A couple of weeks ago, I read an article in the Guardian about the complex (and somewhat American) art of hacking a menu. Hacking the menu (for those who, like me, have no idea what this is) means either a) asking for things that aren’t on the menu at all (signature dishes that only those in the know are even aware the chef has in their repertoire); or b) ordering something that is on the menu but then customizing it to within an inch of its life. Asking for bacon instead of cheese on your burger, for instance, before requesting a gluten-free bun and a side of onion rings instead of chips.
The Guardian article suggests, with good reason, that the concept of hacking the menu has something innately un-British about it. We’re all programmed to either eat what we’re given and be polite about it, or eat what we’re given and then delight in moaning about it afterwards (I guess I fall into the latter category). But one thing us Brits will never do is just say what we actually want.

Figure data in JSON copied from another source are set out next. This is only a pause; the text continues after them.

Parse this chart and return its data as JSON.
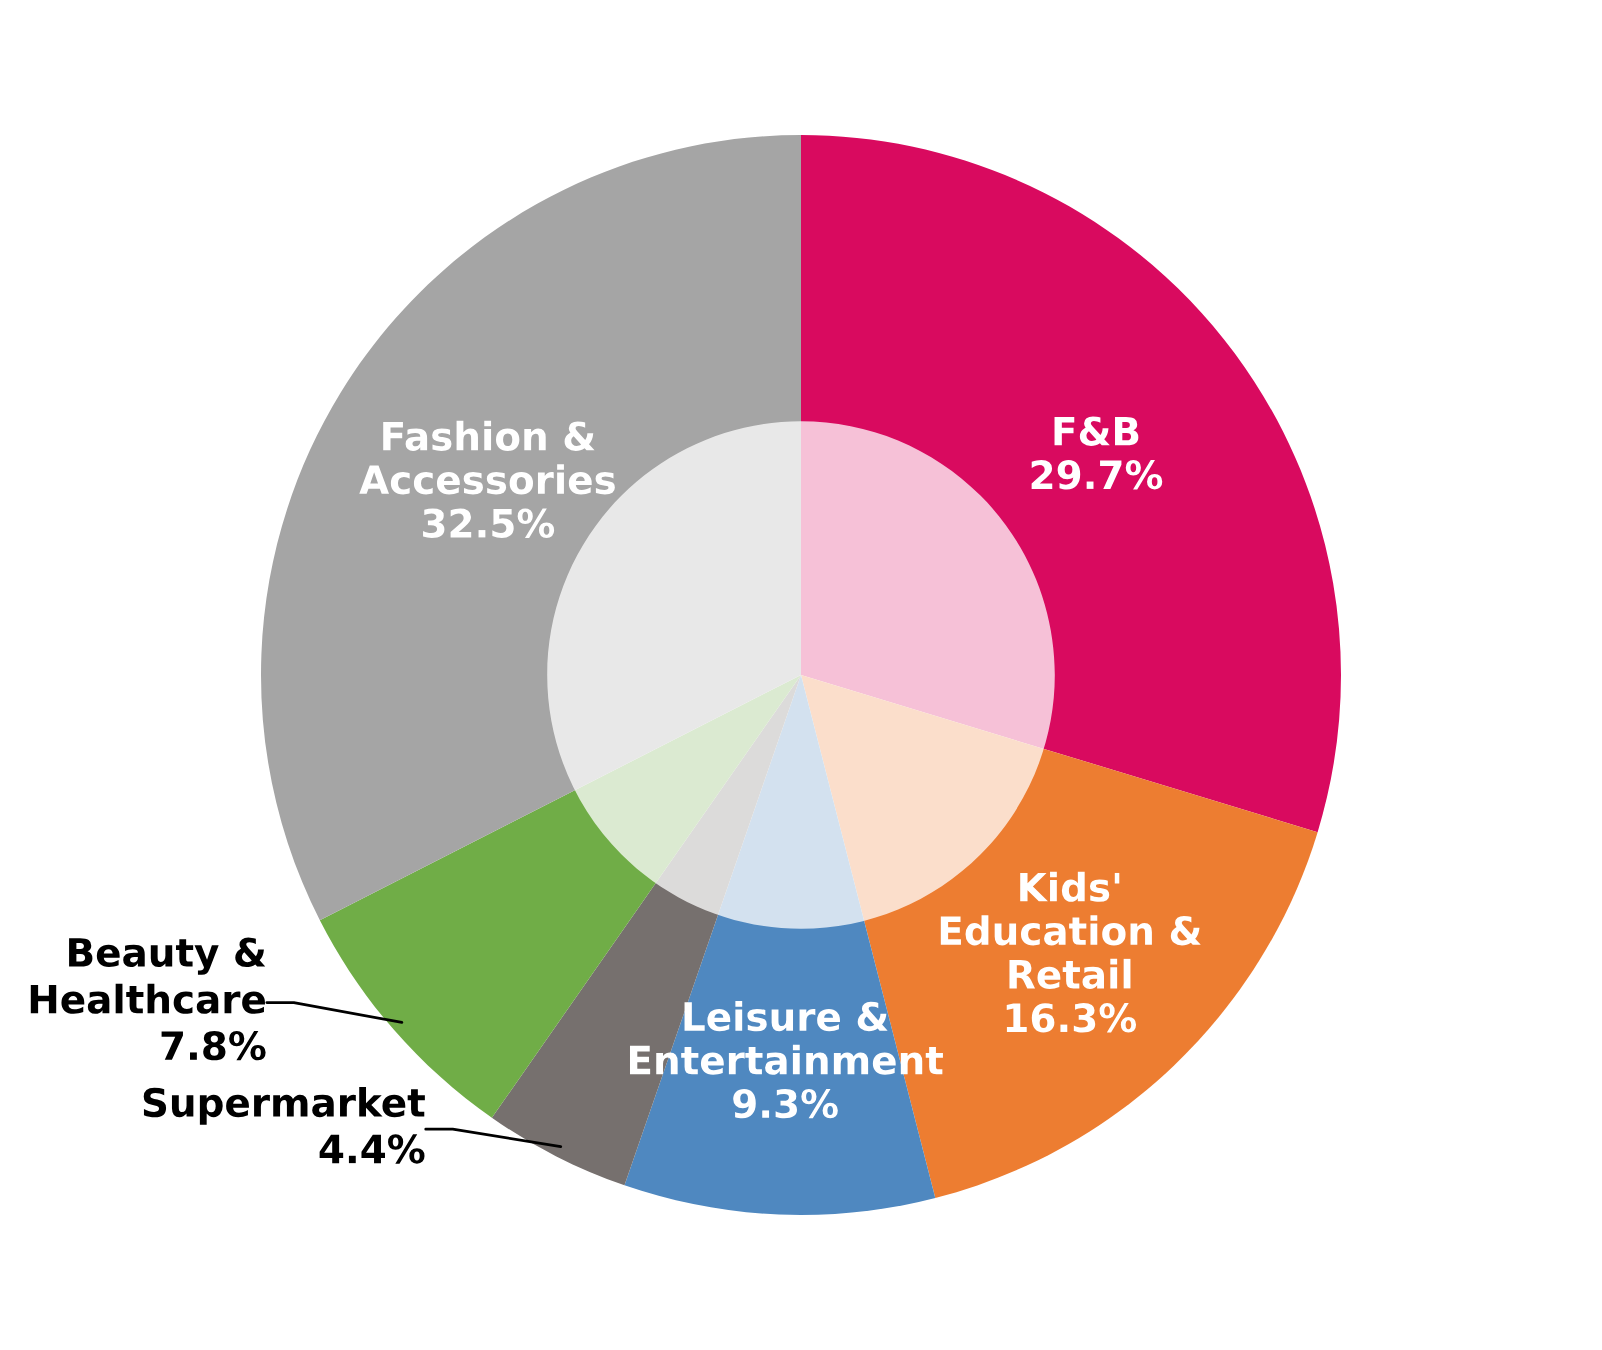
{
  "chart_data": {
    "type": "donut",
    "categories": [
      "F&B",
      "Kids'\nEducation &\nRetail",
      "Leisure &\nEntertainment",
      "Supermarket",
      "Beauty &\nHealthcare",
      "Fashion &\nAccessories"
    ],
    "values": [
      29.7,
      16.3,
      9.3,
      4.4,
      7.8,
      32.5
    ],
    "value_labels": [
      "29.7%",
      "16.3%",
      "9.3%",
      "4.4%",
      "7.8%",
      "32.5%"
    ],
    "colors": [
      "#d90a5f",
      "#ed7d31",
      "#4f88c0",
      "#76706e",
      "#70ad47",
      "#a5a5a5"
    ],
    "legend": false
  }
}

Determined to buck the national stereotype, I found myself in new brunch joint Paper Planes with a dilemma: should I order the porridge, suck up the fact that I don’t much like cinnamon (except in tagine), and forego the fresh fruit? Should I opt instead for cool natural yoghurt (literally one of my favourite things in the world) with fresh and dried fruits, and just accept the fact that this was not going to be a morning for carbs? Or should I (shock horror) just ask for what I damn well want?